László Kontler is professor of history and Head of the Doctoral Program at the Department of History, Central European University, Budapest/Vienna. His research and publications range across the history of political and historical thought, translation and reception in the history of ideas, and the production and exchange of knowledge in the early modern period, mainly the Enlightenment. His English-language books include A History of Hungary (1999/2000) and Translations, Histories, Enlightenments: Willliam Robertson in Germany, 1760-1795 (2014). He co-edited (with Antonella Romano, Silvia Sebastiani and Zsuzsanna Borbála Török) Negotiating Knowledge in Early Modern Empires. A Decentered View (2014) and (with Mark Somos) Trust and Happiness in the History of European Political Thought (2018). He is one of the editors of the European Review of History / Revue d´histoire européenne. 
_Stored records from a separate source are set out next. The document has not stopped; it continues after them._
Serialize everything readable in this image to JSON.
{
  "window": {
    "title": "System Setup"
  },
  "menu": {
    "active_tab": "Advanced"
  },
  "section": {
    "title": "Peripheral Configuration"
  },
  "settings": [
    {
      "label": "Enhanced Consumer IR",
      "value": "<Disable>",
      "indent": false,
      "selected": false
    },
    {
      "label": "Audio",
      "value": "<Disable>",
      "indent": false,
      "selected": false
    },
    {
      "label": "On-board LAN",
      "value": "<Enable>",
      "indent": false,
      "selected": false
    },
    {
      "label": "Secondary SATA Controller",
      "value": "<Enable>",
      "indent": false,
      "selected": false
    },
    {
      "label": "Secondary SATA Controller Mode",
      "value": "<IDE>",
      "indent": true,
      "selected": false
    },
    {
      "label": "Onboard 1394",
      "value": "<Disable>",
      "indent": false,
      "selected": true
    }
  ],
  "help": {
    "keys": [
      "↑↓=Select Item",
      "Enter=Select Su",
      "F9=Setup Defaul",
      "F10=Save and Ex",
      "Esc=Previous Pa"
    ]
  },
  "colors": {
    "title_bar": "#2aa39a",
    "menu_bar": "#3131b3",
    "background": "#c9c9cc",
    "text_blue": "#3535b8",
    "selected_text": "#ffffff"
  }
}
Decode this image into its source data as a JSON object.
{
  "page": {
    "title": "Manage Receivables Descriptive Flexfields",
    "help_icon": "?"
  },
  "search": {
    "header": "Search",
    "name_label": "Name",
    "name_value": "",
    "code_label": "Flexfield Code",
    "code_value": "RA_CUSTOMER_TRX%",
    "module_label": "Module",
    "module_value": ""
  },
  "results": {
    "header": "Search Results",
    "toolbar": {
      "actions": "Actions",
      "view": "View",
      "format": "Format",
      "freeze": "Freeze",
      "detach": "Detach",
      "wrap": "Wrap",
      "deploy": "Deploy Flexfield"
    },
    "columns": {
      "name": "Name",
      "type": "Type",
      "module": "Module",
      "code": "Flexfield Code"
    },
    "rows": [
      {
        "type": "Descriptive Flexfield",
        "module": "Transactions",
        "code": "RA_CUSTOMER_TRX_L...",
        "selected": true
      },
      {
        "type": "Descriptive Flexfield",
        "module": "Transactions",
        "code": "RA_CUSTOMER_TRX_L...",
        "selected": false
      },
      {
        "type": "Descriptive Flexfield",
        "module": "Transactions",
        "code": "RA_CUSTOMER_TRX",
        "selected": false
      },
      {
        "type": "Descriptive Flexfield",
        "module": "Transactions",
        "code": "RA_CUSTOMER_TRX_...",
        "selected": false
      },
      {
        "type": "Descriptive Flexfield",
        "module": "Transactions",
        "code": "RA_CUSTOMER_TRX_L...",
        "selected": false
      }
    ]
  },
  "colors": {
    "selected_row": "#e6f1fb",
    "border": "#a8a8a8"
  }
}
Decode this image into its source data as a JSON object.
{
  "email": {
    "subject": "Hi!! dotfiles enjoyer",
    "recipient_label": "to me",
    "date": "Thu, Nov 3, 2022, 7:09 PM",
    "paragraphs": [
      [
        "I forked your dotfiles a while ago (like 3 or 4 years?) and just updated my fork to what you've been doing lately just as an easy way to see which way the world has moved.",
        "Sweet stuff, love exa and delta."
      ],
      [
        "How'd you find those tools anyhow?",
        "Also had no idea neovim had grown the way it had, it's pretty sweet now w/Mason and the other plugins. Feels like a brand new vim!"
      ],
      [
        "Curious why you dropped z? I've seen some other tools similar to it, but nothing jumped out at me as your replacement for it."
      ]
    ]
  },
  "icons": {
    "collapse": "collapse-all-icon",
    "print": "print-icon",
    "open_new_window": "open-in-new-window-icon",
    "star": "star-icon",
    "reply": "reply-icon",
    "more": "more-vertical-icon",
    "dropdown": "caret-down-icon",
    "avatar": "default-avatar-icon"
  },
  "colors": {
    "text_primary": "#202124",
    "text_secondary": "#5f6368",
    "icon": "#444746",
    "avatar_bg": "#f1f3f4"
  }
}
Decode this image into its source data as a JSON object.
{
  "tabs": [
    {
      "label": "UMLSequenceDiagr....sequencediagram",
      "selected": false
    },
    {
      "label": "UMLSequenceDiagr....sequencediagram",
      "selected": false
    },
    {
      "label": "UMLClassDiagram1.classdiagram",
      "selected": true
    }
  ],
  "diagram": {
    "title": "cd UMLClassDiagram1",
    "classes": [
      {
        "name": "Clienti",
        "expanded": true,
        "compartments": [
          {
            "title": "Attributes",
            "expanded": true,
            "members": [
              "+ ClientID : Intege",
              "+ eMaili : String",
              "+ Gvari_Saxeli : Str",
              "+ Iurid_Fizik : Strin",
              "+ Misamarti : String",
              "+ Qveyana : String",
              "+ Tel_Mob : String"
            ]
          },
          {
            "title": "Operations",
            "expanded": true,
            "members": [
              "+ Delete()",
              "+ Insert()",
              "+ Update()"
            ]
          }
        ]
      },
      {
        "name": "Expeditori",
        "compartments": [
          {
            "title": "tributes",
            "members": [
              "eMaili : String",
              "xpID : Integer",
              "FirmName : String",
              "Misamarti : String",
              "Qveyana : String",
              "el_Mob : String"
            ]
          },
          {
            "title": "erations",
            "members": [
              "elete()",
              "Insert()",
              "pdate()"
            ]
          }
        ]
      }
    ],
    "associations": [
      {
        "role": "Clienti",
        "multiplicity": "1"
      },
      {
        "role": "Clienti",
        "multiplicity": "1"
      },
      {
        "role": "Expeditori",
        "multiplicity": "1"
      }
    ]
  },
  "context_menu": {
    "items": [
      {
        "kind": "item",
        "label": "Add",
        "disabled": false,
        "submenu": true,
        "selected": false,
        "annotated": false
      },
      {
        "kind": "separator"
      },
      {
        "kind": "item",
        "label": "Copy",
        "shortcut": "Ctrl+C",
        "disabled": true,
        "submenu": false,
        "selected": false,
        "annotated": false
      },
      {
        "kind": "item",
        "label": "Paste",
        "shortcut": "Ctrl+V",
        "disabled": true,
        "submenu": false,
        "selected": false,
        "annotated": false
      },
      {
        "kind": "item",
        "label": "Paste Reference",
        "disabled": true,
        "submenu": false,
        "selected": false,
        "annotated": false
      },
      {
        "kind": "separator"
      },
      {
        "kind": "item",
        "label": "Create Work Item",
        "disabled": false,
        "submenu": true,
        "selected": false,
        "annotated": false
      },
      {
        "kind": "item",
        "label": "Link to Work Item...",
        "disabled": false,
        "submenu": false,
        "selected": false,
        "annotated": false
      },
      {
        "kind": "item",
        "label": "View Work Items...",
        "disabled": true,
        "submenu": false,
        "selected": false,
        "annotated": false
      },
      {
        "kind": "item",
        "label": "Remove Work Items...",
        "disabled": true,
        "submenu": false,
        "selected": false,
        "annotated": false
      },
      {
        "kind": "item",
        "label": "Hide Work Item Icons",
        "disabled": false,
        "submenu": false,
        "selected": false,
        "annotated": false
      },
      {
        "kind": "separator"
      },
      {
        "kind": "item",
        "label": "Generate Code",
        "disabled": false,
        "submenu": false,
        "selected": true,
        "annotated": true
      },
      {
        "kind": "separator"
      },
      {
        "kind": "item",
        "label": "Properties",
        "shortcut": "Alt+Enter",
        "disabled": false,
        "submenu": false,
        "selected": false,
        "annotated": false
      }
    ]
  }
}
Franz Leander Fillafer is a Research Fellow at the Institute of Culture Studies and Theatre History of the Austrian Academy of Sciences (ÖAW). His work focuses on intellectual history and the history of science in their global and regional settings, with a special emphasis on the Habsburg Monarchy from the 17th to the 20th centuries. Fillafer's recent publications include Aufklärung habsburgisch: Staatsbildung, Wissenskultur und Geschichtspolitik in Zentraleuropa, 1750-1850 (2020); The Worlds of Positivism. A Global Intellectual History, 1770–1930 (ed. with Johannes Feichtinger and Jan Surman, 2018), and Josephinismus zwischen den Regimen: Eduard Winter, Fritz Valjavec und die zentraleuropäischen Historiographien im 20. Jahrhundert (co-edited with Thomas Wallnig, 2016). 

Thomas Wallnig is Privatdozent at the University of Vienna where he leads a number of research projects on early modern scholarship, intellectual history and applied digital humanities. He was co-chair of the COST Action Project "Reassembling the Republic of Letters" and is chair of the Austrian Society for Eighteenth-Century Studies. During the winter semester 2020/1 he is a visiting professor at the University of Padova/IT. Recent publications: Critical Monks. The German Benedictines, 1680-1740 (2019); Reassembling the Republic of Letters in the Digital Age. Standards, Systems, Scholarship (co-ed. with Howard Hotson, 2019); Digital Eighteenth Century (34. Jahrbuch der OGE18, co-ed. with Marion Romberg and Joëlle Weis, 2019).